Scientific classification
- Kingdom: Animalia
- Phylum: Chordata
- Class: Mammalia
- Order: Primates
- Suborder: Haplorhini
- Infraorder: Simiiformes
- Family: Atelidae
- Genus: Ateles
- Species: A. fusciceps
- Subspecies: A. f. fusciceps
- Trinomial name: Ateles fusciceps fusciceps (Gray, 1866)

= Brown-headed spider monkey =

Subspecies of New World monkey

The brown-headed spider monkey (Ateles fusciceps fusciceps) is a critically endangered subspecies of the black-headed spider monkey, a type of New World monkey, found in northwestern Ecuador.

Its type locality is at 1500 m in the Hacienda Chinipamba, Imbabura Province in North-West Ecuador. It inhabits areas west of the Andes Mountains. Some authorities, such as Froelich (1991), Collins and Dubach (2001) and Nieves (2005), do not recognize the black-headed spider monkey as a distinct species and so treat the brown-headed spider monkey as a subspecies of Geoffroy's spider monkey.

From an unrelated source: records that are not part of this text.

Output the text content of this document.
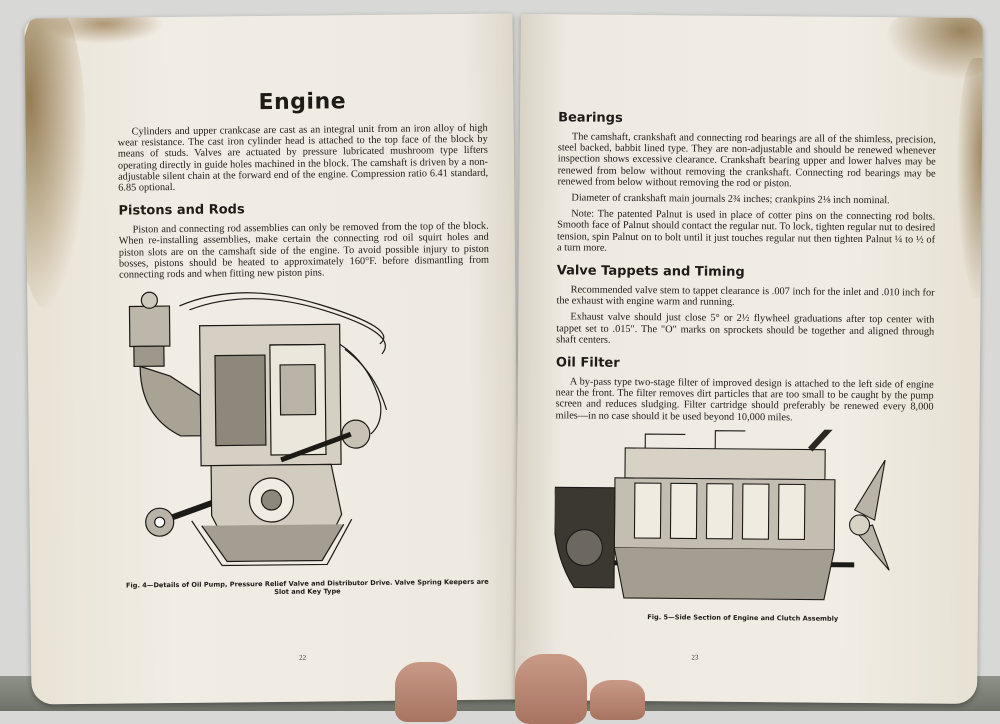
Engine

Cylinders and upper crankcase are cast as an integral unit from an iron alloy of high wear resistance. The cast iron cylinder head is attached to the top face of the block by means of studs. Valves are actuated by pressure lubricated mushroom type lifters operating directly in guide holes machined in the block. The camshaft is driven by a non-adjustable silent chain at the forward end of the engine. Compression ratio 6.41 standard, 6.85 optional.

Pistons and Rods

Piston and connecting rod assemblies can only be removed from the top of the block. When re-installing assemblies, make certain the connecting rod oil squirt holes and piston slots are on the camshaft side of the engine. To avoid possible injury to piston bosses, pistons should be heated to approximately 160°F. before dismantling from connecting rods and when fitting new piston pins.

Fig. 4—Details of Oil Pump, Pressure Relief Valve and Distributor Drive. Valve Spring Keepers are Slot and Key Type

22
Bearings

The camshaft, crankshaft and connecting rod bearings are all of the shimless, precision, steel backed, babbit lined type. They are non-adjustable and should be renewed whenever inspection shows excessive clearance. Crankshaft bearing upper and lower halves may be renewed from below without removing the crankshaft. Connecting rod bearings may be renewed from below without removing the rod or piston.

Diameter of crankshaft main journals 2¾ inches; crankpins 2⅛ inch nominal.

Note: The patented Palnut is used in place of cotter pins on the connecting rod bolts. Smooth face of Palnut should contact the regular nut. To lock, tighten regular nut to desired tension, spin Palnut on to bolt until it just touches regular nut then tighten Palnut ¼ to ½ of a turn more.

Valve Tappets and Timing

Recommended valve stem to tappet clearance is .007 inch for the inlet and .010 inch for the exhaust with engine warm and running.

Exhaust valve should just close 5° or 2½ flywheel graduations after top center with tappet set to .015". The "O" marks on sprockets should be together and aligned through shaft centers.

Oil Filter

A by-pass type two-stage filter of improved design is attached to the left side of engine near the front. The filter removes dirt particles that are too small to be caught by the pump screen and reduces sludging. Filter cartridge should preferably be renewed every 8,000 miles—in no case should it be used beyond 10,000 miles.

Fig. 5—Side Section of Engine and Clutch Assembly

23
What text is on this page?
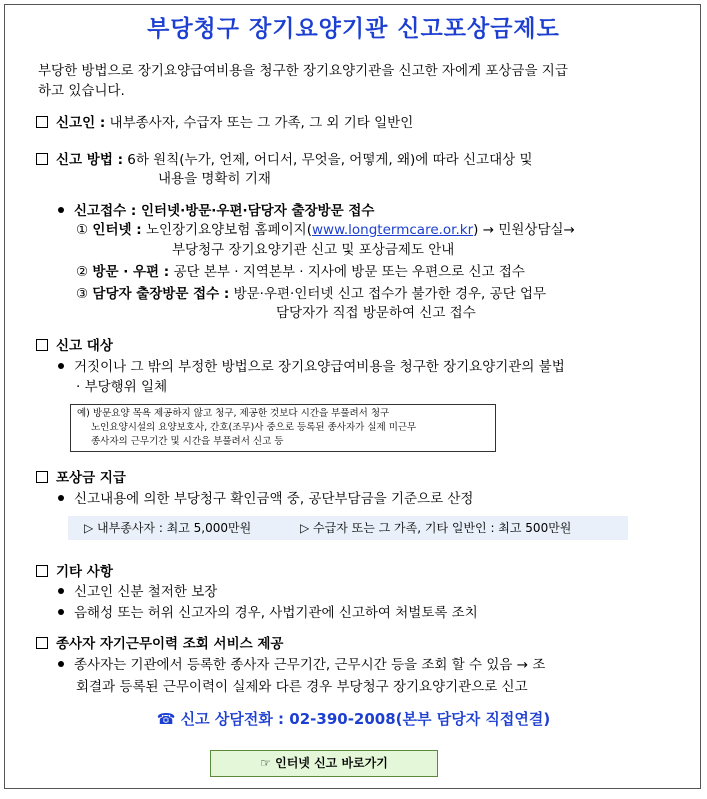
부당청구 장기요양기관 신고포상금제도
부당한 방법으로 장기요양급여비용을 청구한 장기요양기관을 신고한 자에게 포상금을 지급
하고 있습니다.
신고인 : 내부종사자, 수급자 또는 그 가족, 그 외 기타 일반인
신고 방법 : 6하 원칙(누가, 언제, 어디서, 무엇을, 어떻게, 왜)에 따라 신고대상 및
내용을 명확히 기재
신고접수 : 인터넷·방문·우편·담당자 출장방문 접수
① 인터넷 : 노인장기요양보험 홈페이지(www.longtermcare.or.kr) → 민원상담실→
부당청구 장기요양기관 신고 및 포상금제도 안내
② 방문 · 우편 : 공단 본부 · 지역본부 · 지사에 방문 또는 우편으로 신고 접수
③ 담당자 출장방문 접수 : 방문·우편·인터넷 신고 접수가 불가한 경우, 공단 업무
담당자가 직접 방문하여 신고 접수
신고 대상
거짓이나 그 밖의 부정한 방법으로 장기요양급여비용을 청구한 장기요양기관의 불법
· 부당행위 일체
예) 방문요양 목욕 제공하지 않고 청구, 제공한 것보다 시간을 부풀려서 청구
노인요양시설의 요양보호사, 간호(조무)사 중으로 등록된 종사자가 실제 미근무
종사자의 근무기간 및 시간을 부풀려서 신고 등
포상금 지급
신고내용에 의한 부당청구 확인금액 중, 공단부담금을 기준으로 산정
▷ 내부종사자 : 최고 5,000만원	▷ 수급자 또는 그 가족, 기타 일반인 : 최고 500만원
기타 사항
신고인 신분 철저한 보장
음해성 또는 허위 신고자의 경우, 사법기관에 신고하여 처벌토록 조치
종사자 자기근무이력 조회 서비스 제공
종사자는 기관에서 등록한 종사자 근무기간, 근무시간 등을 조회 할 수 있음 → 조
회결과 등록된 근무이력이 실제와 다른 경우 부당청구 장기요양기관으로 신고
☎ 신고 상담전화 : 02-390-2008(본부 담당자 직접연결)
☞ 인터넷 신고 바로가기
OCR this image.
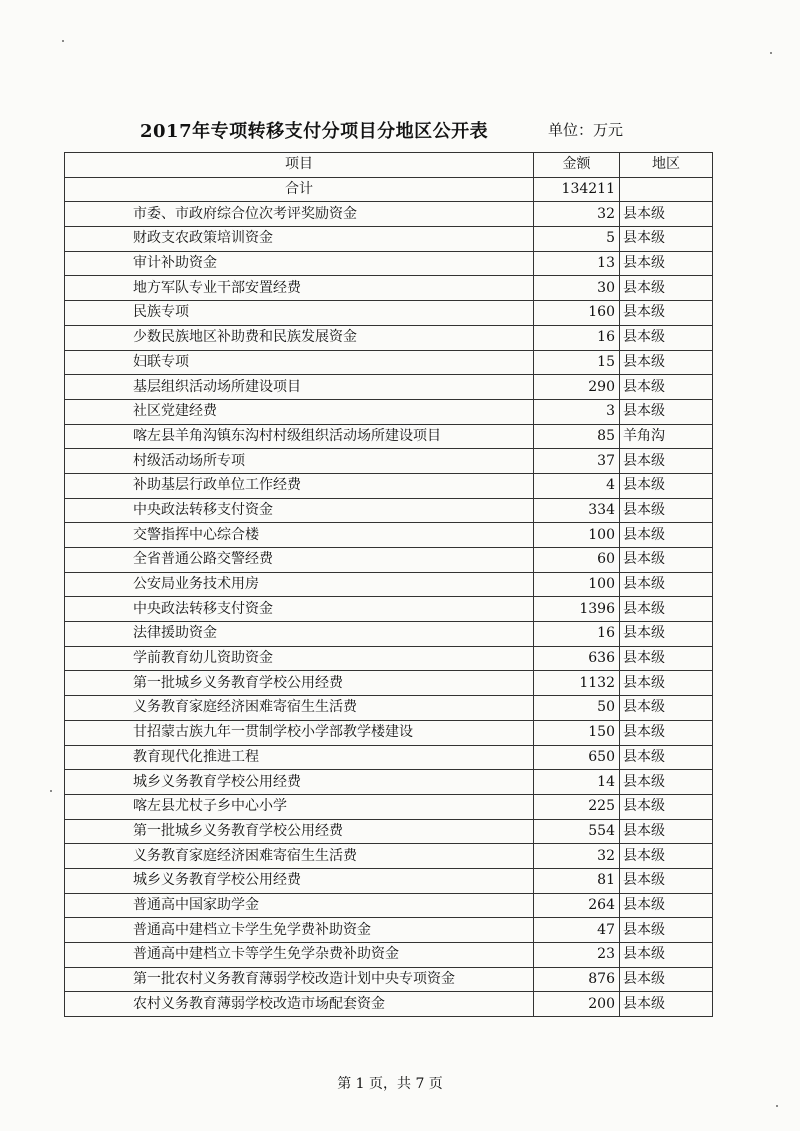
2017年专项转移支付分项目分地区公开表	单位：万元
项目	金额	地区
合计	134211	
市委、市政府综合位次考评奖励资金	32	县本级
财政支农政策培训资金	5	县本级
审计补助资金	13	县本级
地方军队专业干部安置经费	30	县本级
民族专项	160	县本级
少数民族地区补助费和民族发展资金	16	县本级
妇联专项	15	县本级
基层组织活动场所建设项目	290	县本级
社区党建经费	3	县本级
喀左县羊角沟镇东沟村村级组织活动场所建设项目	85	羊角沟
村级活动场所专项	37	县本级
补助基层行政单位工作经费	4	县本级
中央政法转移支付资金	334	县本级
交警指挥中心综合楼	100	县本级
全省普通公路交警经费	60	县本级
公安局业务技术用房	100	县本级
中央政法转移支付资金	1396	县本级
法律援助资金	16	县本级
学前教育幼儿资助资金	636	县本级
第一批城乡义务教育学校公用经费	1132	县本级
义务教育家庭经济困难寄宿生生活费	50	县本级
甘招蒙古族九年一贯制学校小学部教学楼建设	150	县本级
教育现代化推进工程	650	县本级
城乡义务教育学校公用经费	14	县本级
喀左县尤杖子乡中心小学	225	县本级
第一批城乡义务教育学校公用经费	554	县本级
义务教育家庭经济困难寄宿生生活费	32	县本级
城乡义务教育学校公用经费	81	县本级
普通高中国家助学金	264	县本级
普通高中建档立卡学生免学费补助资金	47	县本级
普通高中建档立卡等学生免学杂费补助资金	23	县本级
第一批农村义务教育薄弱学校改造计划中央专项资金	876	县本级
农村义务教育薄弱学校改造市场配套资金	200	县本级
第 1 页，共 7 页
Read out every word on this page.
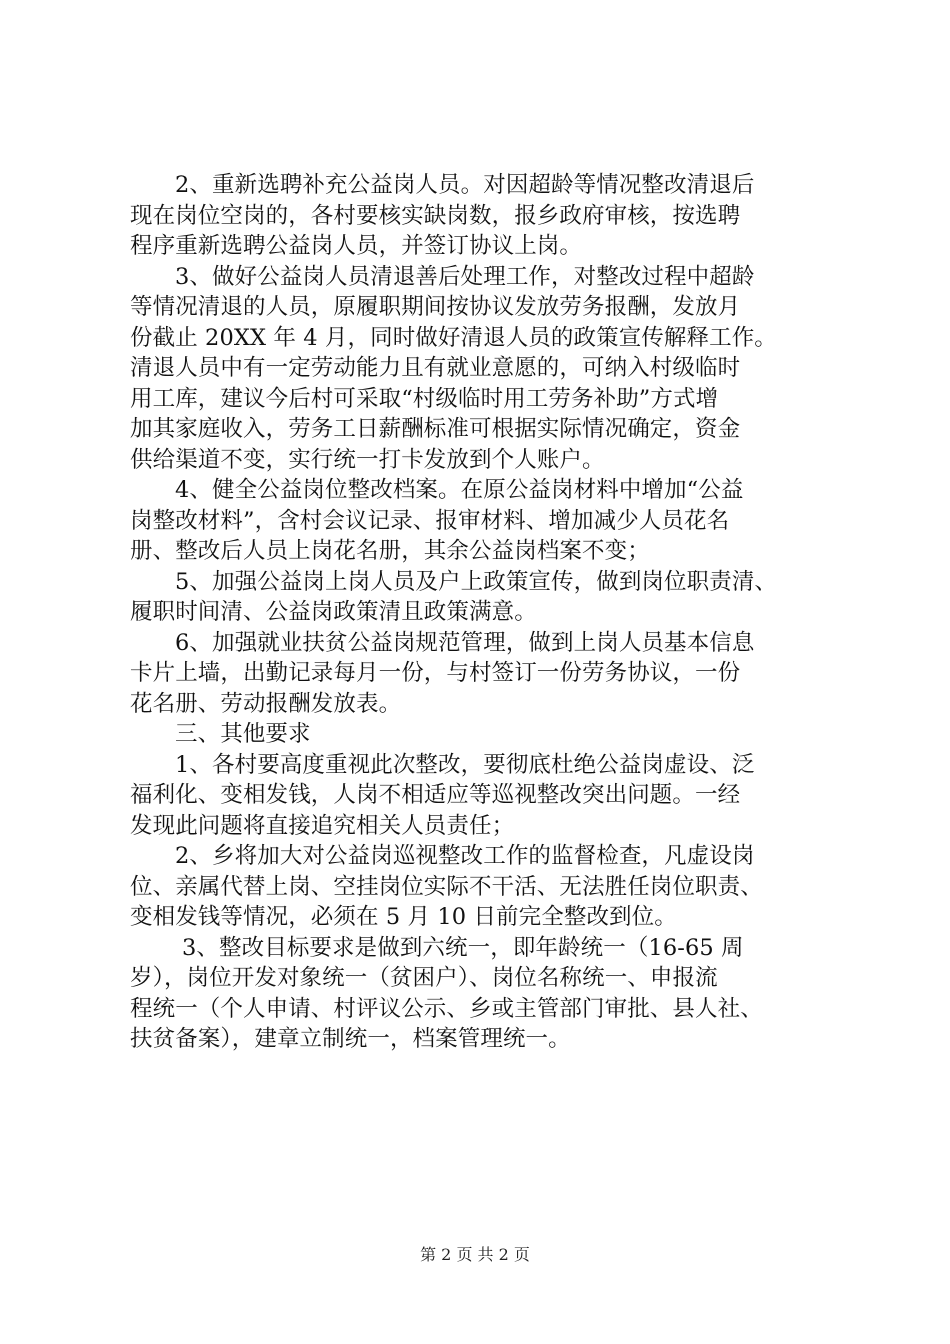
2、重新选聘补充公益岗人员。对因超龄等情况整改清退后
现在岗位空岗的，各村要核实缺岗数，报乡政府审核，按选聘
程序重新选聘公益岗人员，并签订协议上岗。
3、做好公益岗人员清退善后处理工作，对整改过程中超龄
等情况清退的人员，原履职期间按协议发放劳务报酬，发放月
份截止 20XX 年 4 月，同时做好清退人员的政策宣传解释工作。
清退人员中有一定劳动能力且有就业意愿的，可纳入村级临时
用工库，建议今后村可采取“村级临时用工劳务补助”方式增
加其家庭收入，劳务工日薪酬标准可根据实际情况确定，资金
供给渠道不变，实行统一打卡发放到个人账户。
4、健全公益岗位整改档案。在原公益岗材料中增加“公益
岗整改材料”，含村会议记录、报审材料、增加减少人员花名
册、整改后人员上岗花名册，其余公益岗档案不变；
5、加强公益岗上岗人员及户上政策宣传，做到岗位职责清、
履职时间清、公益岗政策清且政策满意。
6、加强就业扶贫公益岗规范管理，做到上岗人员基本信息
卡片上墙，出勤记录每月一份，与村签订一份劳务协议，一份
花名册、劳动报酬发放表。
三、其他要求
1、各村要高度重视此次整改，要彻底杜绝公益岗虚设、泛
福利化、变相发钱，人岗不相适应等巡视整改突出问题。一经
发现此问题将直接追究相关人员责任；
2、乡将加大对公益岗巡视整改工作的监督检查，凡虚设岗
位、亲属代替上岗、空挂岗位实际不干活、无法胜任岗位职责、
变相发钱等情况，必须在 5 月 10 日前完全整改到位。
3、整改目标要求是做到六统一，即年龄统一（16-65 周
岁），岗位开发对象统一（贫困户）、岗位名称统一、申报流
程统一（个人申请、村评议公示、乡或主管部门审批、县人社、
扶贫备案），建章立制统一，档案管理统一。
第 2 页 共 2 页
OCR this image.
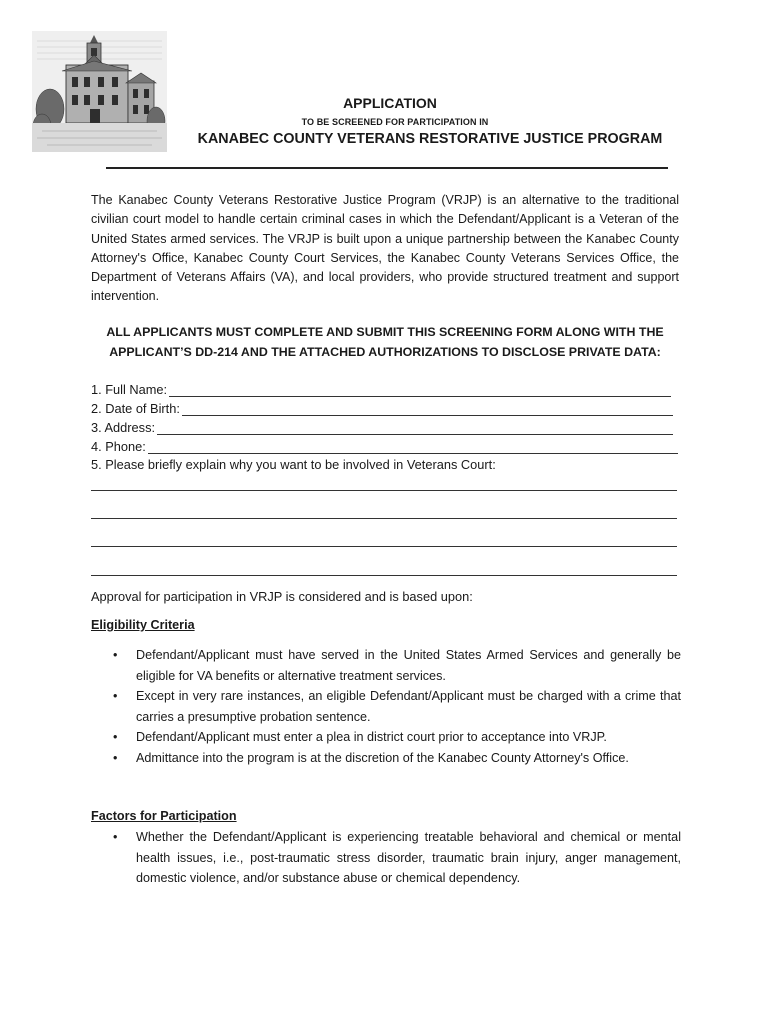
APPLICATION
TO BE SCREENED FOR PARTICIPATION IN
KANABEC COUNTY VETERANS RESTORATIVE JUSTICE PROGRAM
The Kanabec County Veterans Restorative Justice Program (VRJP) is an alternative to the traditional civilian court model to handle certain criminal cases in which the Defendant/Applicant is a Veteran of the United States armed services. The VRJP is built upon a unique partnership between the Kanabec County Attorney's Office, Kanabec County Court Services, the Kanabec County Veterans Services Office, the Department of Veterans Affairs (VA), and local providers, who provide structured treatment and support intervention.
ALL APPLICANTS MUST COMPLETE AND SUBMIT THIS SCREENING FORM ALONG WITH THE APPLICANT’S DD-214 AND THE ATTACHED AUTHORIZATIONS TO DISCLOSE PRIVATE DATA:
1. Full Name:
2. Date of Birth:
3. Address:
4. Phone:
5. Please briefly explain why you want to be involved in Veterans Court:
Approval for participation in VRJP is considered and is based upon:
Eligibility Criteria
• Defendant/Applicant must have served in the United States Armed Services and generally be eligible for VA benefits or alternative treatment services.
• Except in very rare instances, an eligible Defendant/Applicant must be charged with a crime that carries a presumptive probation sentence.
• Defendant/Applicant must enter a plea in district court prior to acceptance into VRJP.
• Admittance into the program is at the discretion of the Kanabec County Attorney's Office.
Factors for Participation
• Whether the Defendant/Applicant is experiencing treatable behavioral and chemical or mental health issues, i.e., post-traumatic stress disorder, traumatic brain injury, anger management, domestic violence, and/or substance abuse or chemical dependency.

The brown-headed spider monkey lives in tropical and subtropical humid forests that are between 100 and 1700 m above sea level. It lives in population densities of 1.2 monkeys per square kilometer. It has a black or brown body and a brown head, while the Colombian spider monkey (A. f. rufiventris) is entirely black with some white on its chin.

The brown-headed spider monkey is critically endangered as a result of habitat loss, due to deforestation, and hunting.